On this path, not so much translation as mistranslation is happening: "Christian conversion and colonial rule emerged through what appeared to be a series of mistranslations. But in fact, as I have tried to demonstrate, such mistranslations were ways to render the other understandable. Each group read into the other’s language and behavior possibilities that the original speaker had not intended or foreseen." (Rafael, 211)

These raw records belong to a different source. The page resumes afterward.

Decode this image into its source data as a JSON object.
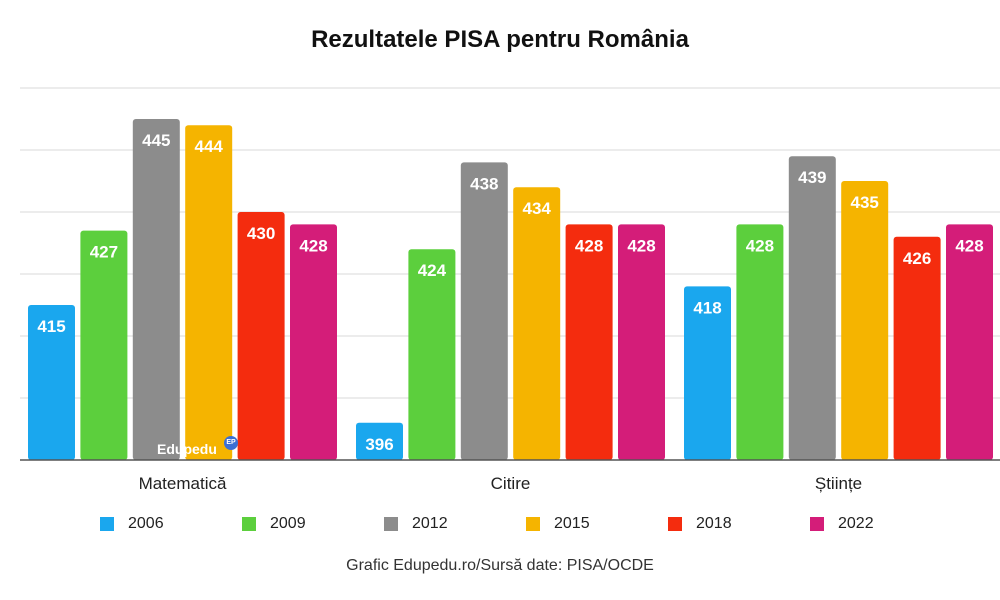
{
  "chart_data": {
    "type": "bar",
    "title": "Rezultatele PISA pentru România",
    "categories": [
      "Matematică",
      "Citire",
      "Științe"
    ],
    "series": [
      {
        "name": "2006",
        "color": "#1aa7ee",
        "values": [
          415,
          396,
          418
        ]
      },
      {
        "name": "2009",
        "color": "#5ccf3d",
        "values": [
          427,
          424,
          428
        ]
      },
      {
        "name": "2012",
        "color": "#8c8c8c",
        "values": [
          445,
          438,
          439
        ]
      },
      {
        "name": "2015",
        "color": "#f5b400",
        "values": [
          444,
          434,
          435
        ]
      },
      {
        "name": "2018",
        "color": "#f42c0e",
        "values": [
          430,
          428,
          426
        ]
      },
      {
        "name": "2022",
        "color": "#d41d79",
        "values": [
          428,
          428,
          428
        ]
      }
    ],
    "ylim": [
      390,
      450
    ],
    "grid": true,
    "legend_position": "bottom",
    "source_note": "Grafic Edupedu.ro/Sursă date: PISA/OCDE"
  },
  "watermark": {
    "text": "Edupedu",
    "badge": "EP"
  }
}
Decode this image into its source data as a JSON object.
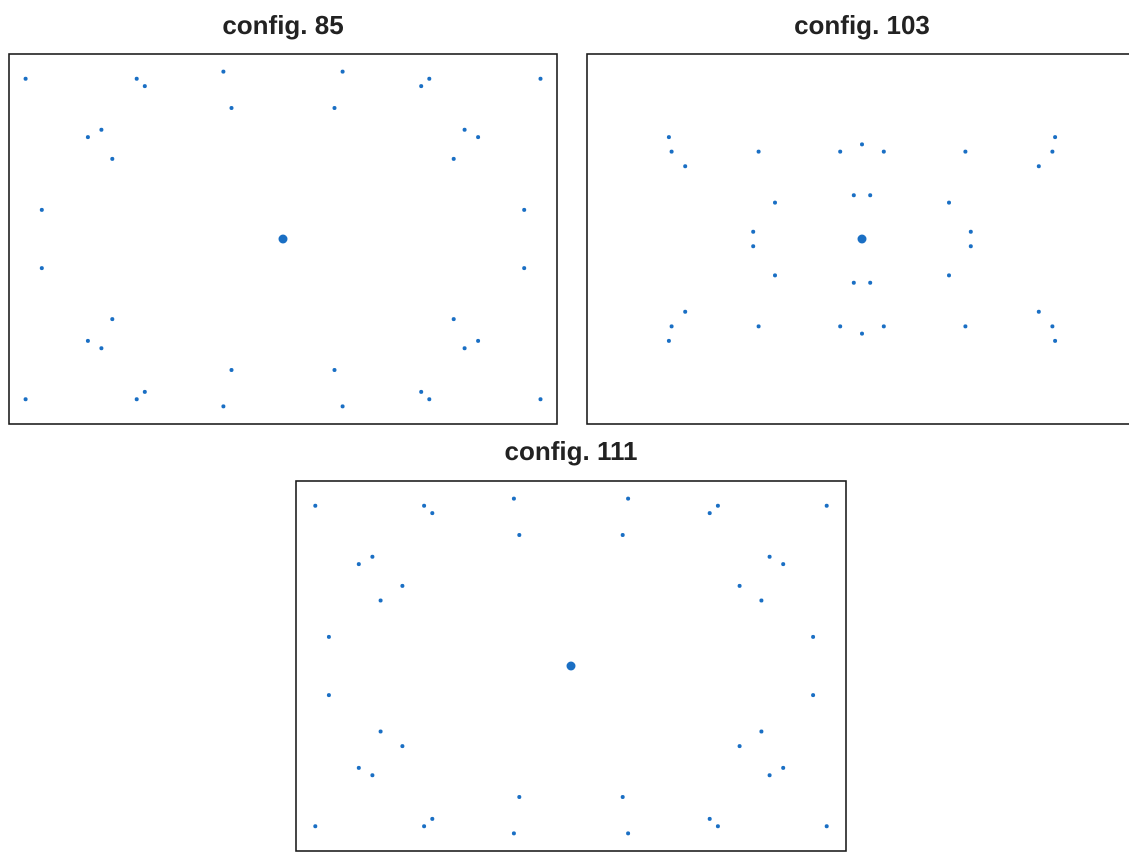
{
  "style": {
    "point_color": "#1a6fc4",
    "frame_color": "#1a1a1a"
  },
  "chart_data": [
    {
      "type": "scatter",
      "title": "config. 85",
      "xlim": [
        -1.0,
        1.0
      ],
      "ylim": [
        -1.0,
        1.0
      ],
      "grid": false,
      "center_point": [
        0.0,
        0.0
      ],
      "points": [
        [
          -0.95,
          0.88
        ],
        [
          -0.54,
          0.88
        ],
        [
          -0.51,
          0.84
        ],
        [
          -0.22,
          0.92
        ],
        [
          0.22,
          0.92
        ],
        [
          0.51,
          0.84
        ],
        [
          0.54,
          0.88
        ],
        [
          0.95,
          0.88
        ],
        [
          -0.19,
          0.72
        ],
        [
          0.19,
          0.72
        ],
        [
          -0.72,
          0.56
        ],
        [
          -0.67,
          0.6
        ],
        [
          0.67,
          0.6
        ],
        [
          0.72,
          0.56
        ],
        [
          -0.63,
          0.44
        ],
        [
          0.63,
          0.44
        ],
        [
          -0.89,
          0.16
        ],
        [
          0.89,
          0.16
        ],
        [
          -0.89,
          -0.16
        ],
        [
          0.89,
          -0.16
        ],
        [
          -0.63,
          -0.44
        ],
        [
          0.63,
          -0.44
        ],
        [
          -0.72,
          -0.56
        ],
        [
          -0.67,
          -0.6
        ],
        [
          0.67,
          -0.6
        ],
        [
          0.72,
          -0.56
        ],
        [
          -0.19,
          -0.72
        ],
        [
          0.19,
          -0.72
        ],
        [
          -0.95,
          -0.88
        ],
        [
          -0.54,
          -0.88
        ],
        [
          -0.51,
          -0.84
        ],
        [
          -0.22,
          -0.92
        ],
        [
          0.22,
          -0.92
        ],
        [
          0.51,
          -0.84
        ],
        [
          0.54,
          -0.88
        ],
        [
          0.95,
          -0.88
        ]
      ]
    },
    {
      "type": "scatter",
      "title": "config. 103",
      "xlim": [
        -1.0,
        1.0
      ],
      "ylim": [
        -1.0,
        1.0
      ],
      "grid": false,
      "center_point": [
        0.0,
        0.0
      ],
      "points": [
        [
          -0.71,
          0.56
        ],
        [
          -0.7,
          0.48
        ],
        [
          -0.65,
          0.4
        ],
        [
          -0.38,
          0.48
        ],
        [
          -0.08,
          0.48
        ],
        [
          0.0,
          0.52
        ],
        [
          0.08,
          0.48
        ],
        [
          0.38,
          0.48
        ],
        [
          0.65,
          0.4
        ],
        [
          0.7,
          0.48
        ],
        [
          0.71,
          0.56
        ],
        [
          -0.32,
          0.2
        ],
        [
          -0.03,
          0.24
        ],
        [
          0.03,
          0.24
        ],
        [
          0.32,
          0.2
        ],
        [
          -0.4,
          0.04
        ],
        [
          -0.4,
          -0.04
        ],
        [
          0.4,
          0.04
        ],
        [
          0.4,
          -0.04
        ],
        [
          -0.32,
          -0.2
        ],
        [
          -0.03,
          -0.24
        ],
        [
          0.03,
          -0.24
        ],
        [
          0.32,
          -0.2
        ],
        [
          -0.71,
          -0.56
        ],
        [
          -0.7,
          -0.48
        ],
        [
          -0.65,
          -0.4
        ],
        [
          -0.38,
          -0.48
        ],
        [
          -0.08,
          -0.48
        ],
        [
          0.0,
          -0.52
        ],
        [
          0.08,
          -0.48
        ],
        [
          0.38,
          -0.48
        ],
        [
          0.65,
          -0.4
        ],
        [
          0.7,
          -0.48
        ],
        [
          0.71,
          -0.56
        ]
      ]
    },
    {
      "type": "scatter",
      "title": "config. 111",
      "xlim": [
        -1.0,
        1.0
      ],
      "ylim": [
        -1.0,
        1.0
      ],
      "grid": false,
      "center_point": [
        0.0,
        0.0
      ],
      "points": [
        [
          -0.94,
          0.88
        ],
        [
          -0.54,
          0.88
        ],
        [
          -0.51,
          0.84
        ],
        [
          -0.21,
          0.92
        ],
        [
          0.21,
          0.92
        ],
        [
          0.51,
          0.84
        ],
        [
          0.54,
          0.88
        ],
        [
          0.94,
          0.88
        ],
        [
          -0.19,
          0.72
        ],
        [
          0.19,
          0.72
        ],
        [
          -0.78,
          0.56
        ],
        [
          -0.73,
          0.6
        ],
        [
          0.73,
          0.6
        ],
        [
          0.78,
          0.56
        ],
        [
          -0.62,
          0.44
        ],
        [
          -0.7,
          0.36
        ],
        [
          0.62,
          0.44
        ],
        [
          0.7,
          0.36
        ],
        [
          -0.89,
          0.16
        ],
        [
          0.89,
          0.16
        ],
        [
          -0.89,
          -0.16
        ],
        [
          0.89,
          -0.16
        ],
        [
          -0.62,
          -0.44
        ],
        [
          -0.7,
          -0.36
        ],
        [
          0.62,
          -0.44
        ],
        [
          0.7,
          -0.36
        ],
        [
          -0.78,
          -0.56
        ],
        [
          -0.73,
          -0.6
        ],
        [
          0.73,
          -0.6
        ],
        [
          0.78,
          -0.56
        ],
        [
          -0.19,
          -0.72
        ],
        [
          0.19,
          -0.72
        ],
        [
          -0.94,
          -0.88
        ],
        [
          -0.54,
          -0.88
        ],
        [
          -0.51,
          -0.84
        ],
        [
          -0.21,
          -0.92
        ],
        [
          0.21,
          -0.92
        ],
        [
          0.51,
          -0.84
        ],
        [
          0.54,
          -0.88
        ],
        [
          0.94,
          -0.88
        ]
      ]
    }
  ]
}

I think unintendedness, or unforeseenness is relative in the situation of successful colonial subjugation, and should not be overstated. The miscommunications happened, but as Wilhelm von Humboldt famously claimed, "All understanding is at the same time a misunderstanding… and all agreement of feelings and thoughts is at the same time a means for growing apart." Similarly, all communication is at the same time simultaneously a miscommunication. But the Marxist thought requires to look closely at the practice, and ask, whether the translation/communication/understanding was practically effective, or not.  

*To digress, the trope of the undying hero, escaping either to lead a new, peaceful life, or impersonated by other people, is strangely evoking, given that we have many examples of its reenactment, such as a city legend of Michael Jackson, supposedly alive. Or, if we are seeking historic parallels, the figure of Yemelyan Pugachev in the Russian history and public imagination.


Anderson, Benedict. (1983) Imagined Communities: Reflections on the Origin and Spread of Nationalism, London: Verso. 

Rafael, Vicente. (1988) Contracting Colonialism: Translation and Christian Conversion in Tagalog Society Under Early Spanish Rule. Durham: Duke University Press.

Bohannan, Laura. (1966) "Shakespeare in the Bush." Natural History. August–Semptember.